In response, Conflict Free Sourcing Initiative (CFSI) has taken a lead in defining the Conflict Minerals Reporting Template (CMRT) spreadsheet that companies should ask suppliers to fill out.
However, manual approaches to managing conflict minerals traceability creates tremendous inefficiencies, not to mention the potential risk for error.
- Managing Supplier Requests and Responses: Companies must track which suppliers have been asked to provide the Conflicts Minerals Reporting Template, how many have received the request, how many have responded and which responses are past due. When this is manually managed through e-mail and spreadsheets, tracking this information becomes difficult.

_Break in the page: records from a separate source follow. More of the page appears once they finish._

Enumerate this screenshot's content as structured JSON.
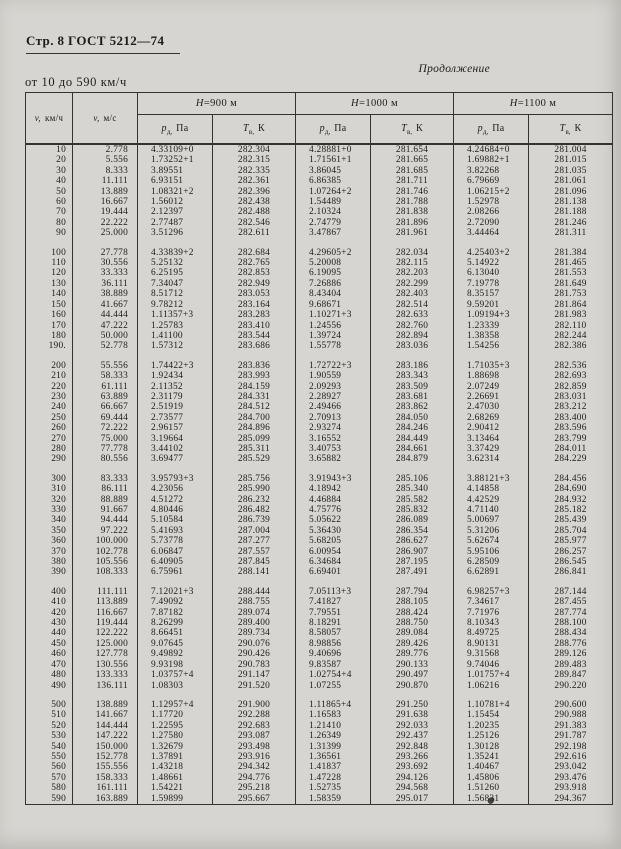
{
  "colors": {
    "paper": "#d7d5d1",
    "ink": "#1d1c1a",
    "line": "#35332f"
  },
  "page": {
    "header": "Стр. 8 ГОСТ 5212—74",
    "continuation": "Продолжение",
    "range_label": "от 10 до 590 км/ч"
  },
  "table": {
    "speed_kmh_header": {
      "symbol": "v,",
      "unit": "км/ч"
    },
    "speed_ms_header": {
      "symbol": "v,",
      "unit": "м/с"
    },
    "groups": [
      {
        "symbol": "H",
        "rest": "=900 м"
      },
      {
        "symbol": "H",
        "rest": "=1000 м"
      },
      {
        "symbol": "H",
        "rest": "=1100 м"
      }
    ],
    "pressure_header": {
      "symbol": "p",
      "subscript": "д,",
      "unit": "Па"
    },
    "temperature_header": {
      "symbol": "Т",
      "subscript": "в,",
      "unit": "К"
    },
    "blocks": [
      [
        [
          "10",
          "2.778",
          "4.33109+0",
          "282.304",
          "4.28881+0",
          "281.654",
          "4.24684+0",
          "281.004"
        ],
        [
          "20",
          "5.556",
          "1.73252+1",
          "282.315",
          "1.71561+1",
          "281.665",
          "1.69882+1",
          "281.015"
        ],
        [
          "30",
          "8.333",
          "3.89551",
          "282.335",
          "3.86045",
          "281.685",
          "3.82268",
          "281.035"
        ],
        [
          "40",
          "11.111",
          "6.93151",
          "282.361",
          "6.86385",
          "281.711",
          "6.79669",
          "281.061"
        ],
        [
          "50",
          "13.889",
          "1.08321+2",
          "282.396",
          "1.07264+2",
          "281.746",
          "1.06215+2",
          "281.096"
        ],
        [
          "60",
          "16.667",
          "1.56012",
          "282.438",
          "1.54489",
          "281.788",
          "1.52978",
          "281.138"
        ],
        [
          "70",
          "19.444",
          "2.12397",
          "282.488",
          "2.10324",
          "281.838",
          "2.08266",
          "281.188"
        ],
        [
          "80",
          "22.222",
          "2.77487",
          "282.546",
          "2.74779",
          "281.896",
          "2.72090",
          "281.246"
        ],
        [
          "90",
          "25.000",
          "3.51296",
          "282.611",
          "3.47867",
          "281.961",
          "3.44464",
          "281.311"
        ]
      ],
      [
        [
          "100",
          "27.778",
          "4.33839+2",
          "282.684",
          "4.29605+2",
          "282.034",
          "4.25403+2",
          "281.384"
        ],
        [
          "110",
          "30.556",
          "5.25132",
          "282.765",
          "5.20008",
          "282.115",
          "5.14922",
          "281.465"
        ],
        [
          "120",
          "33.333",
          "6.25195",
          "282.853",
          "6.19095",
          "282.203",
          "6.13040",
          "281.553"
        ],
        [
          "130",
          "36.111",
          "7.34047",
          "282.949",
          "7.26886",
          "282.299",
          "7.19778",
          "281.649"
        ],
        [
          "140",
          "38.889",
          "8.51712",
          "283.053",
          "8.43404",
          "282.403",
          "8.35157",
          "281.753"
        ],
        [
          "150",
          "41.667",
          "9.78212",
          "283.164",
          "9.68671",
          "282.514",
          "9.59201",
          "281.864"
        ],
        [
          "160",
          "44.444",
          "1.11357+3",
          "283.283",
          "1.10271+3",
          "282.633",
          "1.09194+3",
          "281.983"
        ],
        [
          "170",
          "47.222",
          "1.25783",
          "283.410",
          "1.24556",
          "282.760",
          "1.23339",
          "282.110"
        ],
        [
          "180",
          "50.000",
          "1.41100",
          "283.544",
          "1.39724",
          "282.894",
          "1.38358",
          "282.244"
        ],
        [
          "190.",
          "52.778",
          "1.57312",
          "283.686",
          "1.55778",
          "283.036",
          "1.54256",
          "282.386"
        ]
      ],
      [
        [
          "200",
          "55.556",
          "1.74422+3",
          "283.836",
          "1.72722+3",
          "283.186",
          "1.71035+3",
          "282.536"
        ],
        [
          "210",
          "58.333",
          "1.92434",
          "283.993",
          "1.90559",
          "283.343",
          "1.88698",
          "282.693"
        ],
        [
          "220",
          "61.111",
          "2.11352",
          "284.159",
          "2.09293",
          "283.509",
          "2.07249",
          "282.859"
        ],
        [
          "230",
          "63.889",
          "2.31179",
          "284.331",
          "2.28927",
          "283.681",
          "2.26691",
          "283.031"
        ],
        [
          "240",
          "66.667",
          "2.51919",
          "284.512",
          "2.49466",
          "283.862",
          "2.47030",
          "283.212"
        ],
        [
          "250",
          "69.444",
          "2.73577",
          "284.700",
          "2.70913",
          "284.050",
          "2.68269",
          "283.400"
        ],
        [
          "260",
          "72.222",
          "2.96157",
          "284.896",
          "2.93274",
          "284.246",
          "2.90412",
          "283.596"
        ],
        [
          "270",
          "75.000",
          "3.19664",
          "285.099",
          "3.16552",
          "284.449",
          "3.13464",
          "283.799"
        ],
        [
          "280",
          "77.778",
          "3.44102",
          "285.311",
          "3.40753",
          "284.661",
          "3.37429",
          "284.011"
        ],
        [
          "290",
          "80.556",
          "3.69477",
          "285.529",
          "3.65882",
          "284.879",
          "3.62314",
          "284.229"
        ]
      ],
      [
        [
          "300",
          "83.333",
          "3.95793+3",
          "285.756",
          "3.91943+3",
          "285.106",
          "3.88121+3",
          "284.456"
        ],
        [
          "310",
          "86.111",
          "4.23056",
          "285.990",
          "4.18942",
          "285.340",
          "4.14858",
          "284.690"
        ],
        [
          "320",
          "88.889",
          "4.51272",
          "286.232",
          "4.46884",
          "285.582",
          "4.42529",
          "284.932"
        ],
        [
          "330",
          "91.667",
          "4.80446",
          "286.482",
          "4.75776",
          "285.832",
          "4.71140",
          "285.182"
        ],
        [
          "340",
          "94.444",
          "5.10584",
          "286.739",
          "5.05622",
          "286.089",
          "5.00697",
          "285.439"
        ],
        [
          "350",
          "97.222",
          "5.41693",
          "287.004",
          "5.36430",
          "286.354",
          "5.31206",
          "285.704"
        ],
        [
          "360",
          "100.000",
          "5.73778",
          "287.277",
          "5.68205",
          "286.627",
          "5.62674",
          "285.977"
        ],
        [
          "370",
          "102.778",
          "6.06847",
          "287.557",
          "6.00954",
          "286.907",
          "5.95106",
          "286.257"
        ],
        [
          "380",
          "105.556",
          "6.40905",
          "287.845",
          "6.34684",
          "287.195",
          "6.28509",
          "286.545"
        ],
        [
          "390",
          "108.333",
          "6.75961",
          "288.141",
          "6.69401",
          "287.491",
          "6.62891",
          "286.841"
        ]
      ],
      [
        [
          "400",
          "111.111",
          "7.12021+3",
          "288.444",
          "7.05113+3",
          "287.794",
          "6.98257+3",
          "287.144"
        ],
        [
          "410",
          "113.889",
          "7.49092",
          "288.755",
          "7.41827",
          "288.105",
          "7.34617",
          "287.455"
        ],
        [
          "420",
          "116.667",
          "7.87182",
          "289.074",
          "7.79551",
          "288.424",
          "7.71976",
          "287.774"
        ],
        [
          "430",
          "119.444",
          "8.26299",
          "289.400",
          "8.18291",
          "288.750",
          "8.10343",
          "288.100"
        ],
        [
          "440",
          "122.222",
          "8.66451",
          "289.734",
          "8.58057",
          "289.084",
          "8.49725",
          "288.434"
        ],
        [
          "450",
          "125.000",
          "9.07645",
          "290.076",
          "8.98856",
          "289.426",
          "8.90131",
          "288.776"
        ],
        [
          "460",
          "127.778",
          "9.49892",
          "290.426",
          "9.40696",
          "289.776",
          "9.31568",
          "289.126"
        ],
        [
          "470",
          "130.556",
          "9.93198",
          "290.783",
          "9.83587",
          "290.133",
          "9.74046",
          "289.483"
        ],
        [
          "480",
          "133.333",
          "1.03757+4",
          "291.147",
          "1.02754+4",
          "290.497",
          "1.01757+4",
          "289.847"
        ],
        [
          "490",
          "136.111",
          "1.08303",
          "291.520",
          "1.07255",
          "290.870",
          "1.06216",
          "290.220"
        ]
      ],
      [
        [
          "500",
          "138.889",
          "1.12957+4",
          "291.900",
          "1.11865+4",
          "291.250",
          "1.10781+4",
          "290.600"
        ],
        [
          "510",
          "141.667",
          "1.17720",
          "292.288",
          "1.16583",
          "291.638",
          "1.15454",
          "290.988"
        ],
        [
          "520",
          "144.444",
          "1.22595",
          "292.683",
          "1.21410",
          "292.033",
          "1.20235",
          "291.383"
        ],
        [
          "530",
          "147.222",
          "1.27580",
          "293.087",
          "1.26349",
          "292.437",
          "1.25126",
          "291.787"
        ],
        [
          "540",
          "150.000",
          "1.32679",
          "293.498",
          "1.31399",
          "292.848",
          "1.30128",
          "292.198"
        ],
        [
          "550",
          "152.778",
          "1.37891",
          "293.916",
          "1.36561",
          "293.266",
          "1.35241",
          "292.616"
        ],
        [
          "560",
          "155.556",
          "1.43218",
          "294.342",
          "1.41837",
          "293.692",
          "1.40467",
          "293.042"
        ],
        [
          "570",
          "158.333",
          "1.48661",
          "294.776",
          "1.47228",
          "294.126",
          "1.45806",
          "293.476"
        ],
        [
          "580",
          "161.111",
          "1.54221",
          "295.218",
          "1.52735",
          "294.568",
          "1.51260",
          "293.918"
        ],
        [
          "590",
          "163.889",
          "1.59899",
          "295.667",
          "1.58359",
          "295.017",
          "1.56831",
          "294.367"
        ]
      ]
    ]
  }
}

- Validating Supplier Responses: When suppliers respond with the CMRT spreadsheet, validating supplier response can be difficult. In our experience, 90% of templates have errors. One must validate that suppliers have responded to all mandatory questions and that the response is logically consistent. For example, a supplier should not specify Tungsten smelters if they declare that they have no Tungsten in their products.
- Analysis and Reporting: Without proper analysis and roll-up tools, companies must manually collate supplier responses to sift for answers for their Conflict Minerals Report. Answering a simple question such as "How many suppliers have Tantalum in products and who are they" can require extensive manual work. Answering more complex questions such as "What is the unique list of non-certified smelters and which suppliers use them?" can be daunting.
- Building Expertise and Staffing RCOI/Due Diligence efforts: Companies are struggling to build expertise in Conflict Minerals and staffing resources that can reach out suppliers and more importantly make sense of their response and perform due diligence.
- Managing Supply Chain Changes: As your suppliers change and your supplier's suppliers change, it becomes clear that Conflict Minerals management is an on-going activity - not a one time exercise. E-mail and spreadsheet based methods start appearing even more inefficient and risk prone.